As the speaker of ‘Liminal’ was not seeking or listening for his beloved but she appears all the same, I think that the band hopes that God will do the same thing.  They are not ready to give up.  Not quite yet.  For now, and we do not know how much longer, the band will stand fast within the grey fidelity, content to linger in the liminal space between faith and faithlessness.  They cry, “God, we believe.  Help our unbelief.  Please, please help our unbelief.”

There are plenty of examples of artists who have grown up in Christian homes or were once true believers themselves who turn from the faith and continue to create art in the process.  The art produced through the process and on the other side of apostasy is some of the hardest for believers to consume.  It is heartbreaking.

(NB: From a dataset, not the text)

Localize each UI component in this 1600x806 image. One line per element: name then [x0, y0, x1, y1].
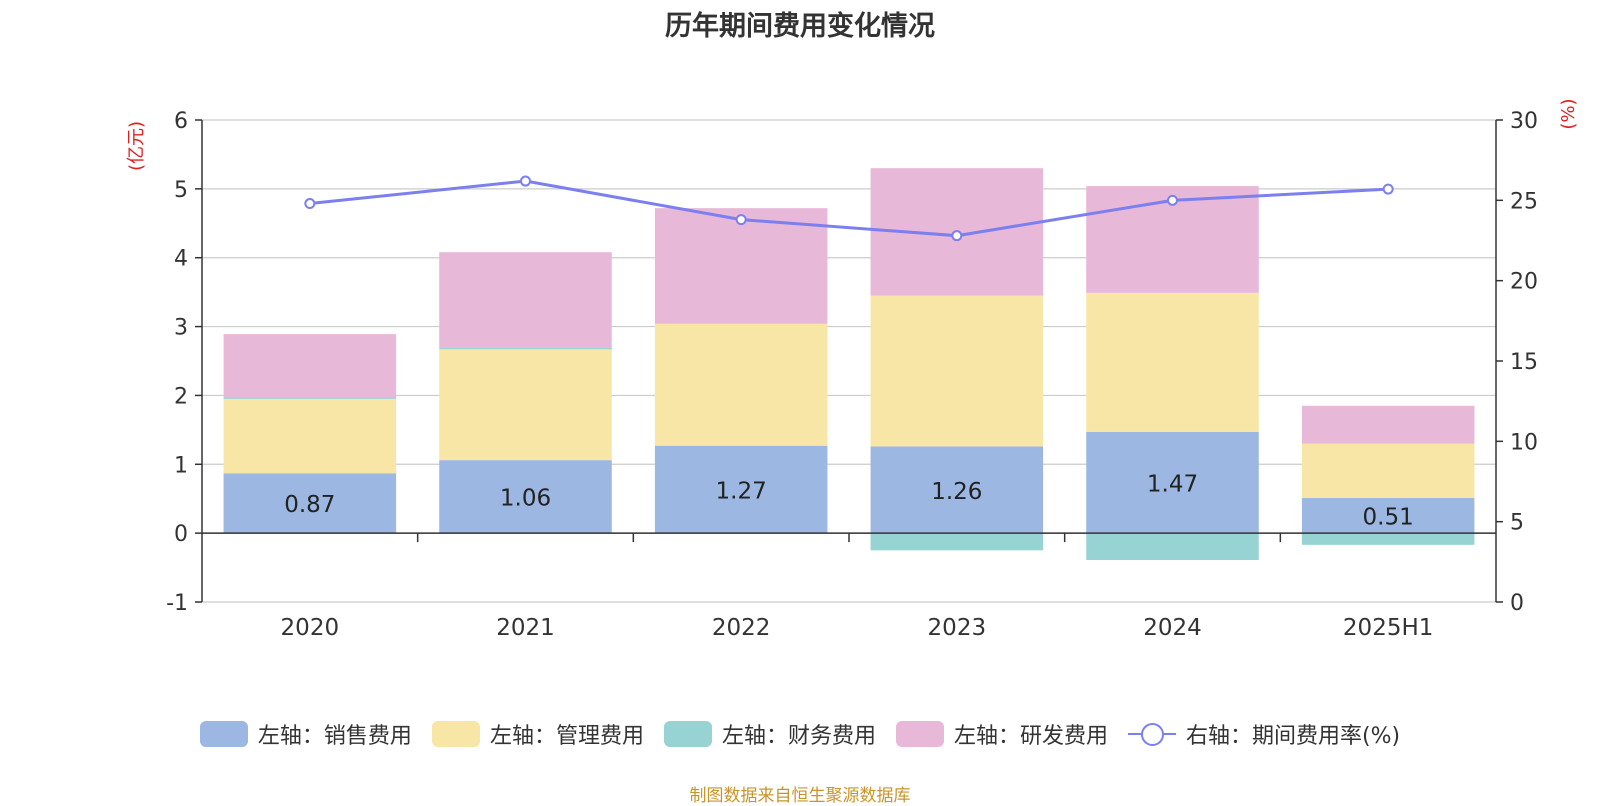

I personally think of Noah Gundersen.  His early albums dealt with religious themes and used religious images.  He sang old hymns with his siblings.  But as he continued to fall away from his parents’ faith, he eventually got to the point where he released ‘Empty From The Start,’ an ode to atheism and utter hopelessness.  He admits, “There’s nothing you can do, honey, there’s nothing you can do that would save me.”  He feels that we might as well love each other because we won’t experience love any other way.

Tow’rs is not there yet, and I ardently hope and pray that they will not get there.  The band’s constant questioning is an encouragement to me, and I hope it is to all of us.  If you have not gone through significant periods of doubt yet, believe me, you will.  Faith is difficult in this world, and doubt is natural.  We should not, we cannot blame our brothers and sisters in the times when they feel low and just can’t sense God’s presence.  It is in those times when our hands and feet must be Jesus’ hands and feet.  It is in those times when we need to stand in the gap and let them feel our love, constant support, and refusal to abandon them.  By acting out God’s love we embody God’s love and his presence is real once more, through us.

I believe it is incumbent upon Christians to promote good art, which necessarily has to be honest, authentic, and vulnerable.  I believe it is important for Christians to accept that artists go through times of doubt and can simultaneously create beautiful and heartrending pieces of art.  I believe we in the church need to unabashedly support those who put themselves on the line night after night, publicly performing the most painful aspect of their lives.

I for one will be praying for the individual members of Tow’rs, especially Kyle and Gretta Miller, who are raising their family in and through their art, doubt, and pain.  This band deserves our support.  They deserve our prayers.  And they deserve for their prayers to be answered.

I believe God is going to answer their prayers, bless them, and through them bless all of us who are so incredibly grateful to have heard their music.